Valkov's educational background was only adequate. There was no “special school” or Institute of Foreign Languages in it. He had qualified for Moscow State University, where his major studies were geology and marketing. He got the most he could from the extra English courses that he took, and he was otherwise conscientious in learning to speak that language well. But he had no way of getting out of serving his two years in the army. His first professional job was as a geologist, one of many with the task of locating deposits of strategic minerals. He brought early attention to himself by helping to find much-needed cobalt deposits in the Urals and in Krasnoyarsk Territory. His knowledge of geology naturally embraced gemology. He was assigned a supervisory position at the diamond-mining installation in Aikhal. Never once was he heard to gripe about the Siberian remoteness, the extreme winter cold, or the merciless summer mosquitoes. After nearly three years he was advanced to an administrative spot at Aikhal. Then he was instrumental in vastly improving the quality and output of Aikhal's diamonds by insistently advocating changing over to electronic cutting and polishing machines. To make sure he was right he spent a lot of time learning firsthand all he could about the cutting and polishing process, and he got to be very chummy with several of the more experienced cutters. In 1975 he was put in charge of the Aikhal installation. The state couldn't have done better. During Valkov's six years Aikhal didn't have a single major setback, in fact it had hardly any problems at all.
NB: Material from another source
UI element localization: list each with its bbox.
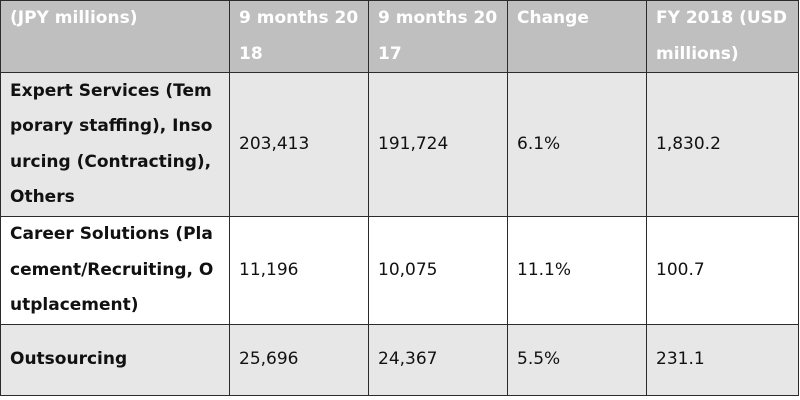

Valkov was as strict as he had to be with the personnel, got rid of the chronic bitchers while he scratched the backs of the essential skilled workers, particularly the cutters.
His outstanding account of himself at Aikhal got him the Almazjuvelirexport appointment. It was a huge step up. Valkov relished the recognition, but what delighted him more and what anyone in his place would have considered the real reward was the privileges. The spacious apartment and chauffeured Zil limousine. The dacha on the Bay of Finland, the permanent passport and unrestricted foreign travel. At last, the quality life he deserved, he thought. What it also meant was a happier and, therefore, a more sexually cooperative wife. He had married Yelena while he was in charge of the Aikhal installation. She had detested the place, likened it to Siberian exile. Numerous times she threatened to flee. Valkov was constantly having to placate her. She wasn't the sort of woman who would tolerate mistreatment. Untypically, she didn't have the fatalistic attitude that made most Slav women accept their poor lot. The majority of Slav women resented it, perhaps, but not outwardly or actively, when a Russian male spewed such things as “Women are more useful than equal” or “A woman has no soul, only vapor.” Yelena Valkova was not the sort to take that, would never be. She was different. For one thing, she was beautiful. Not hefty from a too starchy diet as most Soviet women, but tall and slender. No doubt her beauty had a lot to do with shaping her outlook. Beauty had the right to demand, she believed, and she wasn't at all modest about how important it was to her that she
have
things. Yelena was driven with wants. What she certainly
didn't
want, however, was a child. Nor did Valkov. During their eight years of marriage she'd had six abortions. She didn't bother Valkov with them. They were her problem. She just went and had them. Having six abortions wasn't that unusual but it did put her just slightly ahead of the average number for Soviet women of child-bearing age.